My First Desert Safari 

When I think of drastic fortune shifts, I often think of places like The United Arab Emirates. It is not an easy feat to completely turn around circumstances and fate in a handful of decades. The Emirates have been able to achieve this after uniting and discovering their golden ticket – "Black Gold." Oil money is a hotly debated topic in some circles. It is as greasy and dark as some industries get, but it is not the worst hand. Miracles can happen when a nation can dodge the resource curse trap. Dubai and the other Emirates are good examples. Previously uninhabited lands with sparse fishing villages have now become not only regional but global hubs of trade and commerce. This sudden influx of wealth and attention soon allowed the most diversified Emirate to become a tourist hot spot. The pearl fishing community now hosts ten times more expats than locals.
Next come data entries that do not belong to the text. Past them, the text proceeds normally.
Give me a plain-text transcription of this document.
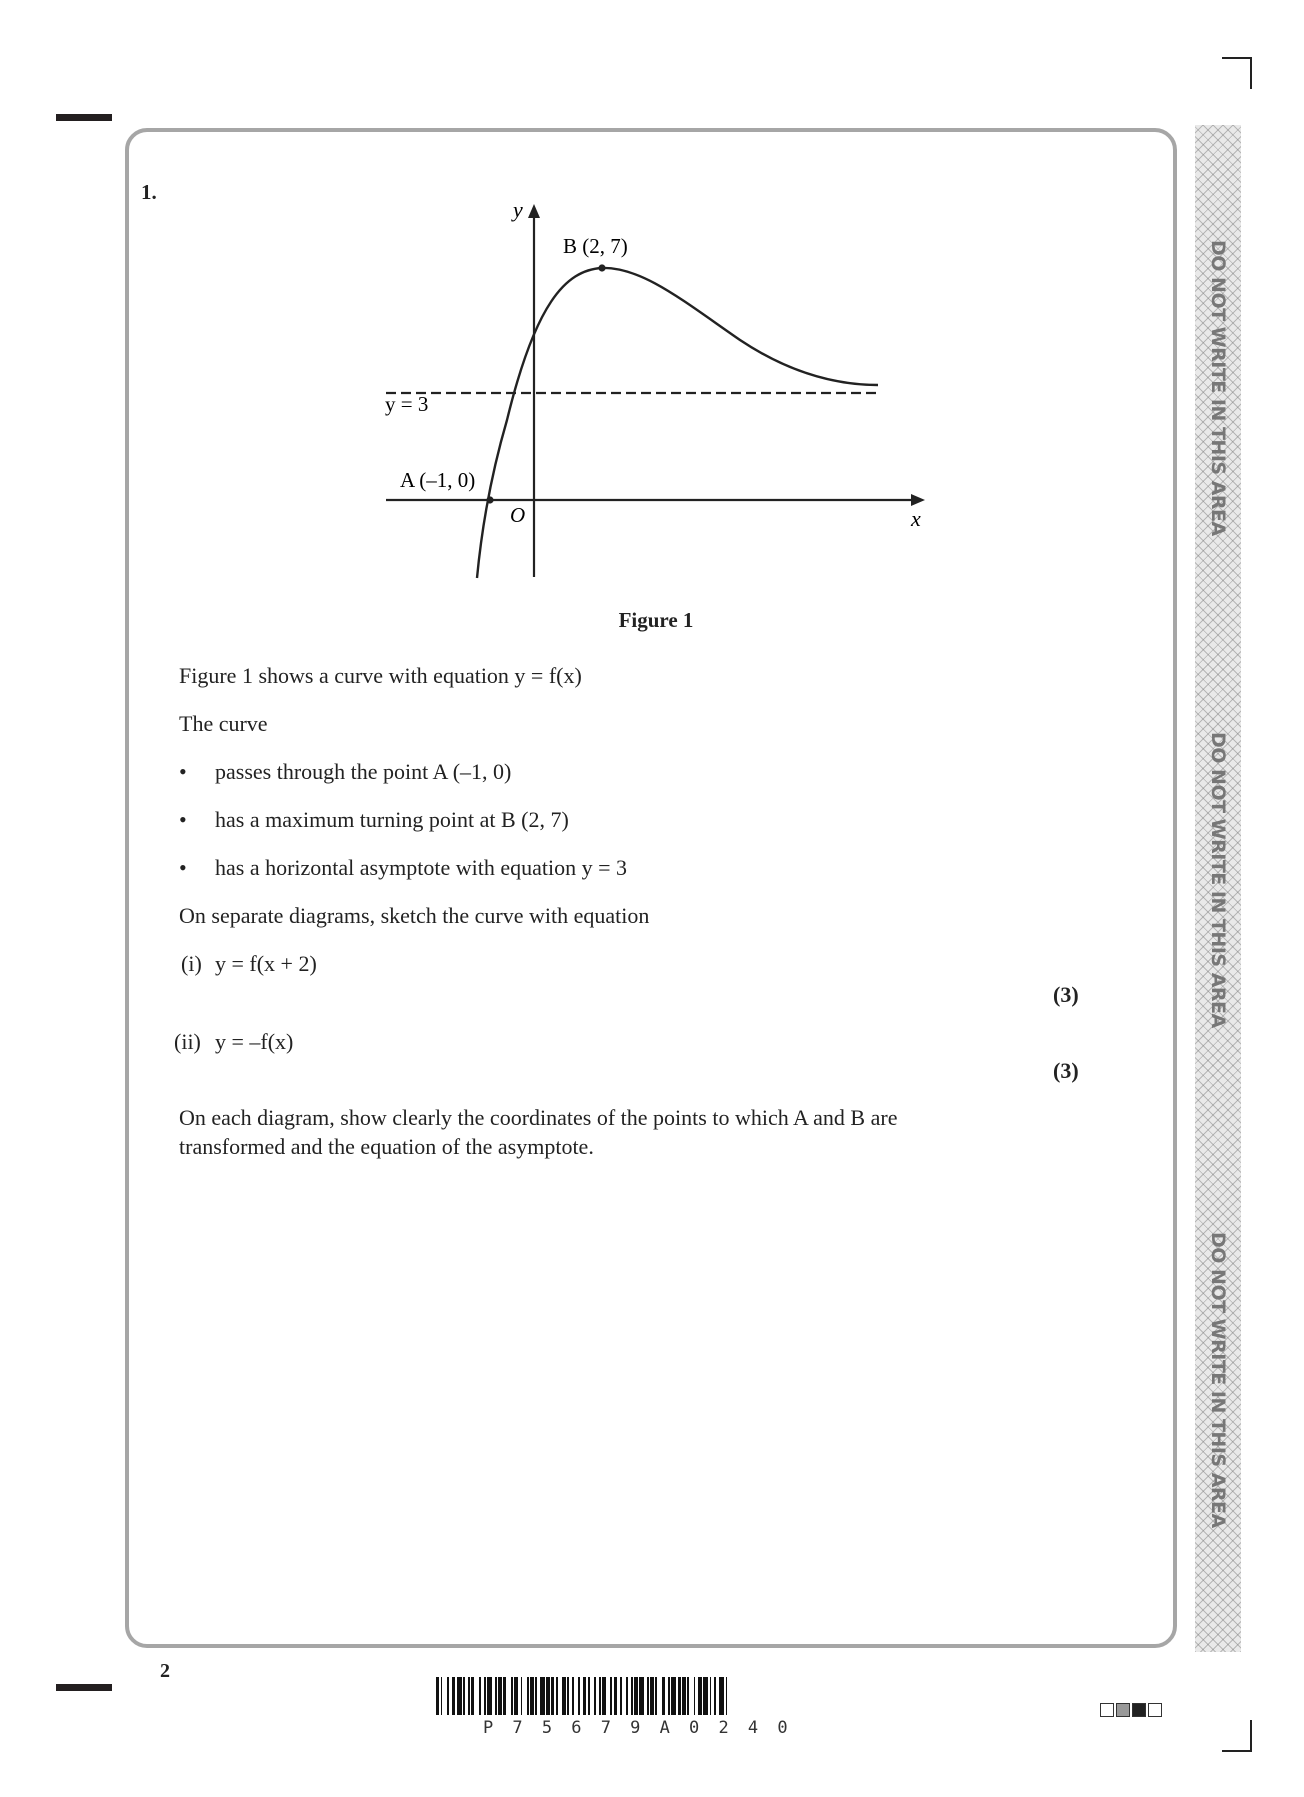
DO NOT WRITE IN THIS AREA
DO NOT WRITE IN THIS AREA
DO NOT WRITE IN THIS AREA
1.
y
x
O
B (2, 7)
A (–1, 0)
y = 3
Figure 1
Figure 1 shows a curve with equation y = f(x)
The curve
• passes through the point A (–1, 0)
• has a maximum turning point at B (2, 7)
• has a horizontal asymptote with equation y = 3
On separate diagrams, sketch the curve with equation
(i) y = f(x + 2)
(3)
(ii) y = –f(x)
(3)
On each diagram, show clearly the coordinates of the points to which A and B are
transformed and the equation of the asymptote.
2
P75679A0240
Dubai now has more annual tourists than residents. All forms of tourism are thriving and still growing here. It seems too superficial and "artificial" to me. I boldly contend that Dubai is a parody of the 21st century. That doesn't mean I can devalue what Dubai has achieved and can offer. There is plenty to experience here in this cosmopolitan metropolis. I cautiously dread it because it brings out my materialistic side. Money buys you things even your imagination can't fabricate in this modern oasis. The glass and steel forests have a seductive pull I was drawn to the last time I visited. My wants have changed this time; I seek more authentic experiences.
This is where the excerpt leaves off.